A gloomy economic outlook is leading analysts to favour defensive commodities over cyclicals this year.
Some commodities look better this year
A gloomy economic outlook is leading analysts to favour defensive commodities over cyclicals this year. Hussein Allidina, the head of commodities at Morgan Stanley in New York, said gold, agriculture and livestock were his top picks, and here he explains why.
What do investors need to keep in mind when building portfolios this year?
Given a slower GDP outlook this year, investors need to be more selective about exposure. We believe commodities with constrained supply will outperform.
Gold has slumped more than 10 per cent this month, trading at around US$1,600 an ounce. Do you still see upside in the precious metal?
Many in the market questioned whether the movement signalled the end of the 10-year bull market for gold - we believe it does not. The defensive nature of gold should continue to support investment demand as investors look for safe havens. [Mr Allidina forecasts gold to touch $2,200 this year.]
Corn had a strong run last year. Do you expect the trend to replicate this year?
Tight US and global fundamentals leave us constructive on corn at least through the first quarter as larger livestock herds suggest higher feed demand. The development of dry weather in Argentina and Southern Brazil also bodes poorly for yields.
What is your view on soybeans? Prices rose 5.9 per cent last month.
Soybean has been supported by concerns over dry and warm weather in South America and competition from corn.
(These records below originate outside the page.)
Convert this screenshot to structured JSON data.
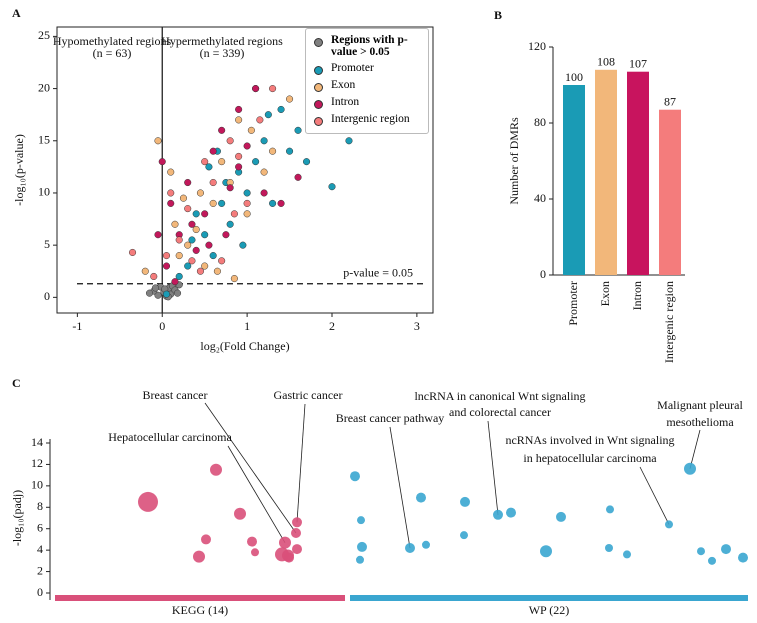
{
  "chart_data": [
    {
      "type": "scatter",
      "label": "A",
      "xlabel": "log₂(Fold Change)",
      "ylabel": "-log₁₀(p-value)",
      "xlim": [
        -1.24,
        3.19
      ],
      "ylim": [
        -1.5,
        25.9
      ],
      "xticks": [
        -1,
        0,
        1,
        2,
        3
      ],
      "yticks": [
        0,
        5,
        10,
        15,
        20,
        25
      ],
      "threshold": {
        "value": 1.3,
        "label": "p-value = 0.05"
      },
      "annotations": [
        {
          "title": "Hypomethylated regions",
          "n": "(n = 63)"
        },
        {
          "title": "Hypermethylated regions",
          "n": "(n = 339)"
        }
      ],
      "series": [
        {
          "name": "Regions with p-value > 0.05",
          "color": "#808080",
          "x": [
            -0.05,
            0.02,
            0.08,
            -0.1,
            0.12,
            0.05,
            -0.02,
            0.1,
            0.15,
            -0.15,
            0.2,
            0.03,
            0.07,
            -0.08,
            0.18
          ],
          "values": [
            0.2,
            0.5,
            0.9,
            0.6,
            1.1,
            0.1,
            1.0,
            0.3,
            0.7,
            0.4,
            1.2,
            0.8,
            0.05,
            0.9,
            0.4
          ]
        },
        {
          "name": "Promoter",
          "color": "#1a9bb5",
          "x": [
            0.3,
            0.5,
            0.7,
            0.9,
            1.2,
            1.4,
            1.5,
            1.7,
            2.2,
            2.0,
            0.6,
            0.8,
            1.0,
            0.4,
            1.1,
            0.2,
            0.75,
            1.3,
            0.95,
            1.6,
            0.05,
            0.55,
            1.25,
            0.65,
            0.35
          ],
          "values": [
            3,
            6,
            9,
            12,
            15,
            18,
            14,
            13,
            15,
            10.6,
            4,
            7,
            10,
            8,
            13,
            2,
            11,
            9,
            5,
            16,
            0.3,
            12.5,
            17.5,
            14,
            5.5
          ]
        },
        {
          "name": "Exon",
          "color": "#f2b77a",
          "x": [
            -0.05,
            0.1,
            0.3,
            0.6,
            0.9,
            1.1,
            0.45,
            0.85,
            1.0,
            0.2,
            0.7,
            1.3,
            0.5,
            -0.2,
            0.15,
            1.5,
            0.8,
            0.4,
            1.05,
            0.65,
            0.25,
            1.2
          ],
          "values": [
            15,
            12,
            5,
            9,
            17,
            20,
            10,
            1.8,
            8,
            4,
            13,
            14,
            3,
            2.5,
            7,
            19,
            11,
            6.5,
            16,
            2.5,
            9.5,
            12
          ]
        },
        {
          "name": "Intron",
          "color": "#c2185b",
          "x": [
            0.0,
            0.1,
            0.35,
            0.6,
            0.9,
            1.1,
            1.2,
            1.4,
            0.8,
            0.5,
            0.2,
            0.7,
            1.0,
            0.4,
            -0.05,
            0.05,
            0.3,
            0.75,
            1.6,
            0.15,
            0.9,
            0.55
          ],
          "values": [
            13,
            9,
            7,
            14,
            18,
            20,
            10,
            9,
            10.5,
            8,
            6,
            16,
            14.5,
            4.5,
            6,
            3,
            11,
            6,
            11.5,
            1.5,
            12.5,
            5
          ]
        },
        {
          "name": "Intergenic region",
          "color": "#f47c7c",
          "x": [
            -0.35,
            0.05,
            0.3,
            0.6,
            0.9,
            1.3,
            0.45,
            0.8,
            0.2,
            1.0,
            0.7,
            0.1,
            0.5,
            1.15,
            -0.1,
            0.35,
            0.85
          ],
          "values": [
            4.3,
            4,
            8.5,
            11,
            13.5,
            20,
            2.5,
            15,
            5.5,
            9,
            3.5,
            10,
            13,
            17,
            2,
            3.5,
            8
          ]
        }
      ]
    },
    {
      "type": "bar",
      "label": "B",
      "ylabel": "Number of DMRs",
      "categories": [
        "Promoter",
        "Exon",
        "Intron",
        "Intergenic region"
      ],
      "values": [
        100,
        108,
        107,
        87
      ],
      "colors": [
        "#1a9bb5",
        "#f2b77a",
        "#c8145e",
        "#f47c7c"
      ],
      "ylim": [
        0,
        120
      ],
      "yticks": [
        0,
        40,
        80,
        120
      ]
    },
    {
      "type": "bubble",
      "label": "C",
      "ylabel": "-log₁₀(padj)",
      "xlim": [
        0,
        693
      ],
      "ylim": [
        0,
        14
      ],
      "yticks": [
        0,
        2,
        4,
        6,
        8,
        10,
        12,
        14
      ],
      "series": [
        {
          "name": "KEGG (14)",
          "color": "#d9507a",
          "band": [
            0,
            290
          ],
          "x": [
            93,
            161,
            185,
            151,
            144,
            197,
            200,
            227,
            230,
            233,
            242,
            241,
            242,
            234
          ],
          "values": [
            8.5,
            11.5,
            7.4,
            5.0,
            3.4,
            4.8,
            3.8,
            3.6,
            4.7,
            3.5,
            6.6,
            5.6,
            4.1,
            3.3
          ],
          "sizes": [
            10,
            6,
            6,
            5,
            6,
            5,
            4,
            7,
            6,
            6,
            5,
            5,
            5,
            5
          ]
        },
        {
          "name": "WP (22)",
          "color": "#3aa6d0",
          "band": [
            295,
            693
          ],
          "x": [
            300,
            306,
            305,
            307,
            355,
            371,
            366,
            410,
            409,
            443,
            456,
            491,
            506,
            555,
            554,
            572,
            614,
            635,
            646,
            657,
            671,
            688
          ],
          "values": [
            10.9,
            6.8,
            3.1,
            4.3,
            4.2,
            4.5,
            8.9,
            8.5,
            5.4,
            7.3,
            7.5,
            3.9,
            7.1,
            7.8,
            4.2,
            3.6,
            6.4,
            11.6,
            3.9,
            3.0,
            4.1,
            3.3
          ],
          "sizes": [
            5,
            4,
            4,
            5,
            5,
            4,
            5,
            5,
            4,
            5,
            5,
            6,
            5,
            4,
            4,
            4,
            4,
            6,
            4,
            4,
            5,
            5
          ]
        }
      ],
      "annotations": [
        {
          "text": [
            "Breast cancer"
          ],
          "series": 0,
          "point": 11
        },
        {
          "text": [
            "Gastric cancer"
          ],
          "series": 0,
          "point": 10
        },
        {
          "text": [
            "Hepatocellular carcinoma"
          ],
          "series": 0,
          "point": 8
        },
        {
          "text": [
            "Breast cancer pathway"
          ],
          "series": 1,
          "point": 4
        },
        {
          "text": [
            "lncRNA in canonical Wnt signaling",
            "and colorectal cancer"
          ],
          "series": 1,
          "point": 9
        },
        {
          "text": [
            "Malignant pleural",
            "mesothelioma"
          ],
          "series": 1,
          "point": 17
        },
        {
          "text": [
            "ncRNAs involved in Wnt signaling",
            "in hepatocellular carcinoma"
          ],
          "series": 1,
          "point": 16
        }
      ]
    }
  ]
}
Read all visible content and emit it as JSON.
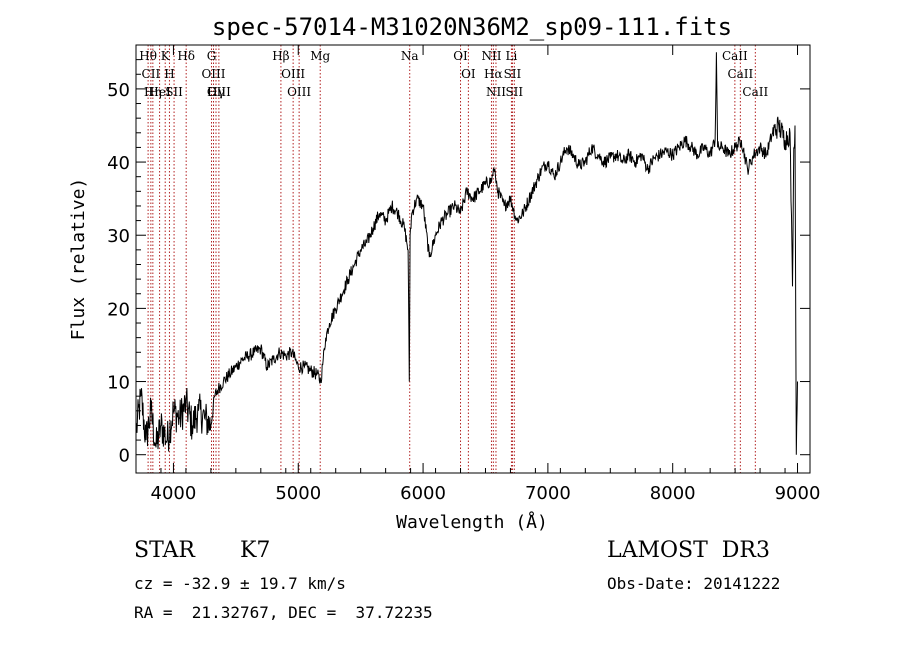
{
  "chart_data": {
    "type": "line",
    "title": "spec-57014-M31020N36M2_sp09-111.fits",
    "xlabel": "Wavelength (Å)",
    "ylabel": "Flux (relative)",
    "xlim": [
      3700,
      9100
    ],
    "ylim": [
      -2.5,
      56
    ],
    "xticks": [
      4000,
      5000,
      6000,
      7000,
      8000,
      9000
    ],
    "yticks": [
      0,
      10,
      20,
      30,
      40,
      50
    ],
    "grid": false,
    "line_color": "#000000",
    "marker_color": "#b22222",
    "series": [
      {
        "x": [
          3700,
          3740,
          3780,
          3820,
          3860,
          3900,
          3950,
          4000,
          4050,
          4100,
          4150,
          4200,
          4250,
          4300,
          4330,
          4360,
          4400,
          4450,
          4500,
          4550,
          4600,
          4650,
          4700,
          4750,
          4800,
          4850,
          4900,
          4950,
          5000,
          5050,
          5100,
          5150,
          5180,
          5200,
          5220,
          5250,
          5300,
          5350,
          5400,
          5450,
          5500,
          5550,
          5600,
          5650,
          5700,
          5750,
          5800,
          5850,
          5880,
          5890,
          5896,
          5910,
          5950,
          6000,
          6050,
          6100,
          6150,
          6200,
          6250,
          6300,
          6350,
          6400,
          6450,
          6500,
          6550,
          6563,
          6580,
          6600,
          6650,
          6700,
          6750,
          6800,
          6850,
          6900,
          6950,
          7000,
          7050,
          7100,
          7150,
          7200,
          7250,
          7300,
          7350,
          7400,
          7450,
          7500,
          7550,
          7600,
          7650,
          7700,
          7750,
          7800,
          7850,
          7900,
          7950,
          8000,
          8050,
          8100,
          8150,
          8200,
          8250,
          8300,
          8340,
          8350,
          8360,
          8400,
          8450,
          8500,
          8550,
          8600,
          8650,
          8700,
          8750,
          8800,
          8850,
          8900,
          8940,
          8960,
          8970,
          8980,
          8990,
          9000
        ],
        "y": [
          3,
          8,
          2,
          6,
          1,
          4,
          2,
          6,
          5,
          7,
          4,
          6,
          5,
          4,
          8,
          9,
          10,
          11,
          12,
          13,
          13.5,
          14,
          14.5,
          12,
          13,
          14,
          13.5,
          14,
          12,
          12,
          11.5,
          11,
          10,
          13,
          16,
          18,
          20,
          22,
          24,
          26,
          28,
          29,
          31,
          33,
          32,
          34,
          33,
          31,
          28,
          10,
          30,
          33,
          35,
          34,
          27,
          30,
          32,
          33,
          34,
          33,
          36,
          35,
          36,
          37,
          37.5,
          39,
          38,
          36,
          34,
          35,
          32,
          33,
          35,
          37,
          39,
          40,
          38,
          40,
          42,
          41,
          39.5,
          40,
          42,
          41,
          40,
          40.5,
          41,
          40,
          41,
          40,
          41,
          39,
          40.5,
          41,
          41.5,
          41,
          42,
          43,
          42,
          41,
          42,
          41,
          43,
          55,
          42,
          42,
          41,
          42,
          43,
          39,
          41,
          42,
          41,
          44,
          45,
          43,
          44,
          23,
          42,
          45,
          0,
          10
        ]
      }
    ],
    "lines": [
      {
        "label": "Hθ",
        "x": 3797
      },
      {
        "label": "CII",
        "x": 3819
      },
      {
        "label": "Hη",
        "x": 3835
      },
      {
        "label": "HeI",
        "x": 3889
      },
      {
        "label": "K",
        "x": 3934
      },
      {
        "label": "H",
        "x": 3968
      },
      {
        "label": "SII",
        "x": 4005
      },
      {
        "label": "Hδ",
        "x": 4102
      },
      {
        "label": "G",
        "x": 4305
      },
      {
        "label": "OIII",
        "x": 4321
      },
      {
        "label": "Hγ",
        "x": 4341
      },
      {
        "label": "OIII",
        "x": 4364
      },
      {
        "label": "Hβ",
        "x": 4861
      },
      {
        "label": "OIII",
        "x": 4959
      },
      {
        "label": "OIII",
        "x": 5007
      },
      {
        "label": "Mg",
        "x": 5176
      },
      {
        "label": "Na",
        "x": 5893
      },
      {
        "label": "OI",
        "x": 6300
      },
      {
        "label": "OI",
        "x": 6363
      },
      {
        "label": "NII",
        "x": 6548
      },
      {
        "label": "Hα",
        "x": 6563
      },
      {
        "label": "NII",
        "x": 6584
      },
      {
        "label": "SII",
        "x": 6716
      },
      {
        "label": "Li",
        "x": 6708
      },
      {
        "label": "SII",
        "x": 6731
      },
      {
        "label": "CaII",
        "x": 8498
      },
      {
        "label": "CaII",
        "x": 8542
      },
      {
        "label": "CaII",
        "x": 8662
      }
    ]
  },
  "info": {
    "class": "STAR",
    "subclass": "K7",
    "survey": "LAMOST  DR3",
    "cz": "cz = -32.9 ± 19.7 km/s",
    "obs_date": "Obs-Date: 20141222",
    "radec": "RA =  21.32767, DEC =  37.72235"
  }
}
Dry weather in Argentina is expected to delay double-crop soybean planting, while a lack of soil moisture could also reduce final bean yields. Similarly in Brazil, December rainfall [declined] 36 per cent and 74 per cent year-on year in the states of Mato Grosso do Sul and Paraná. The two states together produce about one fourth of Brazil's soybean crop.
Energy was the second-best performer after gold last year, with Brent up 17.5 per cent and currently trading just above $102 a barrel. Where do you see the oil price going this year?
Tight fundamentals are likely to erode this year, given recovering supply and slowing demand. We expect oil to fall in the first half to as low as $85 to $90 a barrel.